Los Angeles Air Force Base, Calif. March 27, 1998 WASHINGTON (AFNS) - As United Nations weapons experts embark on the next round of inspections in Iraq, thousands of U.S. airmen stand poised to attack if trouble erupts.
As 8,700 airmen with more than 200 aircraft warily watch in theater, they have the support of an array of spacecraft passing hundreds and thousands of miles overhead.
If President Clinton orders a strike, air crews and their arsenal of "smart" munitions would find their targets with the help of a constellation of 24 Global Positioning System satellites, plus Defense Support Program and Defense Meteorological Satellite Program spacecraft.
Their signals would guide an arsenal that includes 30 F-15s, 60 F-16s, 12 F-117s, 18 A-10s, 14 B-52s, 14 KC-10s, 21 KC-135s, three U-2s, three B-1B's, five E-3B Airborne Warning and Control System aircraft and one E-8 Joint Surveillance and Target Attack Radar System aircraft for ground reconnaissance. Other aircraft, including helicopters, would support special operations forces and air crew search and rescues.
Typically, these forces can fly missions such as offensive and defensive counter air, air interdiction, close-air support, suppression of enemy air defense, electronic warfare, surveillance and reconnaissance, combat search and rescue, air refueling, airlift, composite force training, information operations and command and control of air operations.
Ordnance at their disposal includes HARM, Maverick, Sidewinder, Sparrow and AMRAAM missiles, "smart" bombs and conventional air-launch cruise missiles. Compared to Desert Storm when smart weapons made up 10 percent of the arsenal, today's force-in-wait would deliver mostly smart bombs and missiles. This places extra emphasis on the circling sentinel of satellites to help put iron on targets.
With this precision engagement, Air Force leaders expect to apply selective force against specific targets. At the same time, military power would be delivered with minimal risk and collateral damage. That means commanders could employ force in measured, but effective, doses. In that grand scheme, help from space is a must.

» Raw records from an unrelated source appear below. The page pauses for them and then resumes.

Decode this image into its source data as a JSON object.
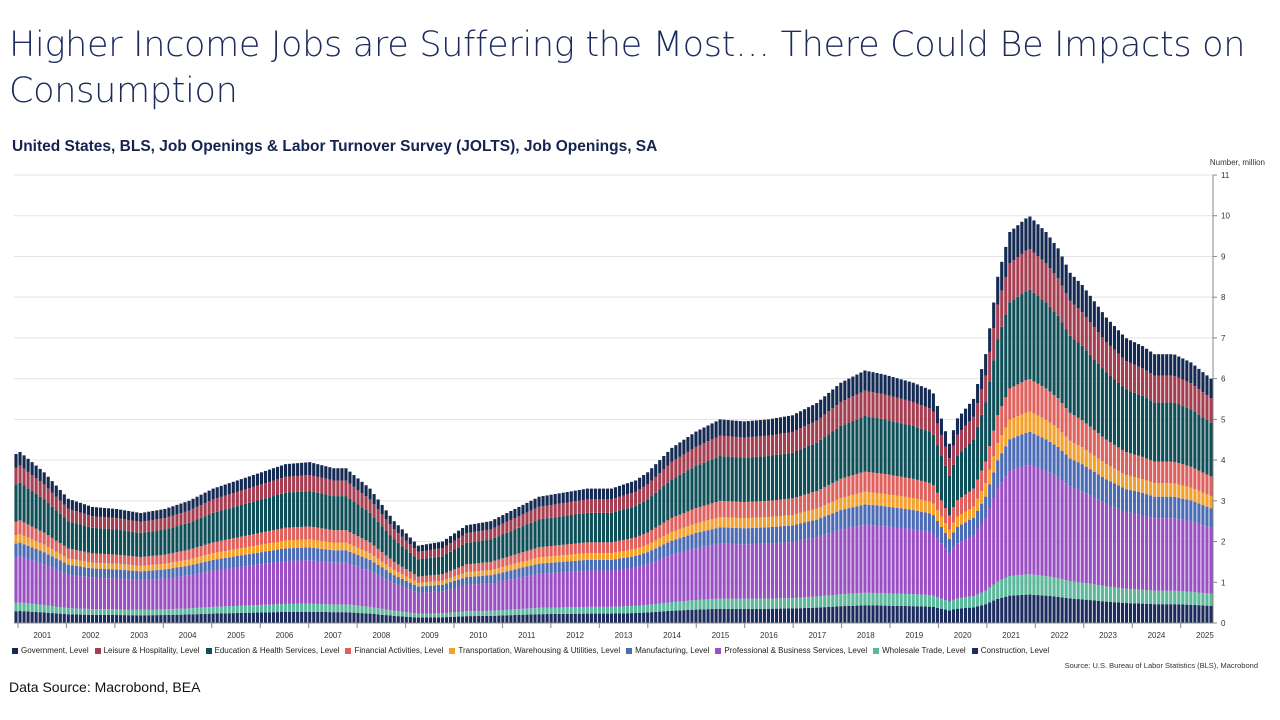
{
  "slide": {
    "title": "Higher Income Jobs are Suffering the Most… There Could Be Impacts on Consumption",
    "data_source": "Data Source: Macrobond, BEA"
  },
  "chart_data": {
    "type": "bar",
    "stacked": true,
    "title": "United States, BLS, Job Openings & Labor Turnover Survey (JOLTS), Job Openings, SA",
    "ylabel": "Number, million",
    "ylim": [
      0,
      11
    ],
    "yticks": [
      0,
      1,
      2,
      3,
      4,
      5,
      6,
      7,
      8,
      9,
      10,
      11
    ],
    "x_start": 2000.917,
    "x_end": 2025.667,
    "categories": [
      "2001",
      "2002",
      "2003",
      "2004",
      "2005",
      "2006",
      "2007",
      "2008",
      "2009",
      "2010",
      "2011",
      "2012",
      "2013",
      "2014",
      "2015",
      "2016",
      "2017",
      "2018",
      "2019",
      "2020",
      "2021",
      "2022",
      "2023",
      "2024",
      "2025"
    ],
    "series": [
      {
        "name": "Construction, Level",
        "color": "#1d2c5e"
      },
      {
        "name": "Wholesale Trade, Level",
        "color": "#5bb89a"
      },
      {
        "name": "Professional & Business Services, Level",
        "color": "#9a4fc4"
      },
      {
        "name": "Manufacturing, Level",
        "color": "#4a6bb5"
      },
      {
        "name": "Transportation, Warehousing & Utilities, Level",
        "color": "#f3a02c"
      },
      {
        "name": "Financial Activities, Level",
        "color": "#e0605e"
      },
      {
        "name": "Education & Health Services, Level",
        "color": "#0f4f57"
      },
      {
        "name": "Leisure & Hospitality, Level",
        "color": "#a63e52"
      },
      {
        "name": "Government, Level",
        "color": "#152a52"
      }
    ],
    "legend_order": [
      "Government, Level",
      "Leisure & Hospitality, Level",
      "Education & Health Services, Level",
      "Financial Activities, Level",
      "Transportation, Warehousing & Utilities, Level",
      "Manufacturing, Level",
      "Professional & Business Services, Level",
      "Wholesale Trade, Level",
      "Construction, Level"
    ],
    "shares": [
      0.07,
      0.05,
      0.27,
      0.08,
      0.05,
      0.08,
      0.22,
      0.1,
      0.08
    ],
    "total_keyframes": [
      [
        2000.917,
        4.15
      ],
      [
        2001.0,
        4.2
      ],
      [
        2001.5,
        3.7
      ],
      [
        2002.0,
        3.05
      ],
      [
        2002.5,
        2.85
      ],
      [
        2003.0,
        2.8
      ],
      [
        2003.5,
        2.7
      ],
      [
        2004.0,
        2.8
      ],
      [
        2004.5,
        3.0
      ],
      [
        2005.0,
        3.3
      ],
      [
        2005.5,
        3.5
      ],
      [
        2006.0,
        3.7
      ],
      [
        2006.5,
        3.9
      ],
      [
        2007.0,
        3.95
      ],
      [
        2007.5,
        3.8
      ],
      [
        2007.75,
        3.8
      ],
      [
        2008.25,
        3.3
      ],
      [
        2008.75,
        2.5
      ],
      [
        2009.25,
        1.9
      ],
      [
        2009.75,
        2.0
      ],
      [
        2010.25,
        2.4
      ],
      [
        2010.75,
        2.5
      ],
      [
        2011.25,
        2.8
      ],
      [
        2011.75,
        3.1
      ],
      [
        2012.25,
        3.2
      ],
      [
        2012.75,
        3.3
      ],
      [
        2013.25,
        3.3
      ],
      [
        2013.75,
        3.5
      ],
      [
        2014.0,
        3.7
      ],
      [
        2014.5,
        4.3
      ],
      [
        2015.0,
        4.7
      ],
      [
        2015.5,
        5.0
      ],
      [
        2016.0,
        4.95
      ],
      [
        2016.5,
        5.0
      ],
      [
        2017.0,
        5.1
      ],
      [
        2017.5,
        5.4
      ],
      [
        2018.0,
        5.9
      ],
      [
        2018.5,
        6.2
      ],
      [
        2018.9,
        6.1
      ],
      [
        2019.5,
        5.9
      ],
      [
        2019.9,
        5.7
      ],
      [
        2020.25,
        4.4
      ],
      [
        2020.4,
        5.0
      ],
      [
        2020.75,
        5.5
      ],
      [
        2021.0,
        6.6
      ],
      [
        2021.25,
        8.5
      ],
      [
        2021.5,
        9.6
      ],
      [
        2021.9,
        10.0
      ],
      [
        2022.25,
        9.6
      ],
      [
        2022.5,
        9.2
      ],
      [
        2022.75,
        8.6
      ],
      [
        2023.0,
        8.3
      ],
      [
        2023.5,
        7.5
      ],
      [
        2023.9,
        7.0
      ],
      [
        2024.25,
        6.8
      ],
      [
        2024.5,
        6.6
      ],
      [
        2024.9,
        6.6
      ],
      [
        2025.25,
        6.4
      ],
      [
        2025.667,
        6.0
      ]
    ],
    "source": "Source: U.S. Bureau of Labor Statistics (BLS), Macrobond"
  }
}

"Our capabilities are much more dependent on space systems than they were in Desert Storm," said Maj. Gen. Gerald F. Perryman Jr., 14th Air Force commander and Air Force Space Operations component commander at Vandenberg Air Force Base, Calif. "Our capabilities are much greater, and they're much better integrated into our global military operations."
He emphasized that "Air Force space technology has changed the way we do military business. We've learned that space makes our troops safer and more effective, and there's no more efficient means for collecting and disseminating information about navigation, communication, intelligence, weather and missile warning."
Perryman noted that all military services benefit from Air Force technological advances. He said, "The Air Force Global Positioning System has become the glue that holds today's joint military operations together. Satellites will guide Navy Tomahawk missiles to their targets and have made the [Army] Patriot missile much more accurate than in Desert Storm."
Leading the way for gains in targeting accuracy is the Global Positioning System, developed at the Air Force Space and Missile Systems Center at Los Angeles Air Force Base, Calif. During the Gulf War, the system was still incomplete with not enough satellites aloft to give complete, constant worldwide coverage.
"Now we have a complete GPS constellation," the general said. With 24 satellites orbiting 11,000 miles high, "you'll be able to 'see' four satellites at a time with your GPS receiver on 100 percent of the Earth. Without that in Desert Storm, in some cases that limited us to two-dimensional position capability instead of the precise longitude, latitude and altitude capability we have today."
With GPS in full, reliable operation, pilots are no longer 'tied' to targets.
"They can drop GPS-aided munitions from great distances from the target and leave the area," Perryman said. "Often pilots can strike multiple targets with just one pass over the area. The bottom line is there will be fewer pilots in harm's way to achieve the same results."
The general added that "GPS is also extremely valuable when arranging rendezvous such as refueling." The Navy's new survival radio linked to GPS will also speed the search and rescue of downed airmen.
According to Col. James B. Armor, director of SMC's GPS Joint Program Office, the recent tension in the Persian Gulf region offered a chance for Team SMC to shine.
"When you realize the tremendous importance of SMC-acquired assets on the modern battlefield, it really helps you connect the hard work done here with the troops in the field," Armor said.
Another space-based system will almost instantaneously detect theater ballistic missile launches. Iraqi Scud missiles are usually airborne for only five to seven minutes, and during Desert Storm, according to Perryman, "we manually plotted the course of incoming Scuds on a map with pins.
"Since then, we've stood up the 11th Space Warning Squadron at Falcon Air Force Base, Colo., to detect worldwide missile launches. They have the latest computer technology at their disposal. We're confident they can accurately predict the course of a Scud-class missile in ample time for us to pass on warnings to our troops in the field anywhere in the world."
Passing quietly far overhead, Perryman said space systems "don't grab a lot of headlines for our global military operations.
"But make no mistake. We'd no sooner send American troops into harm's way without Air Force space products than we'd send them into battle armed with sticks and stones."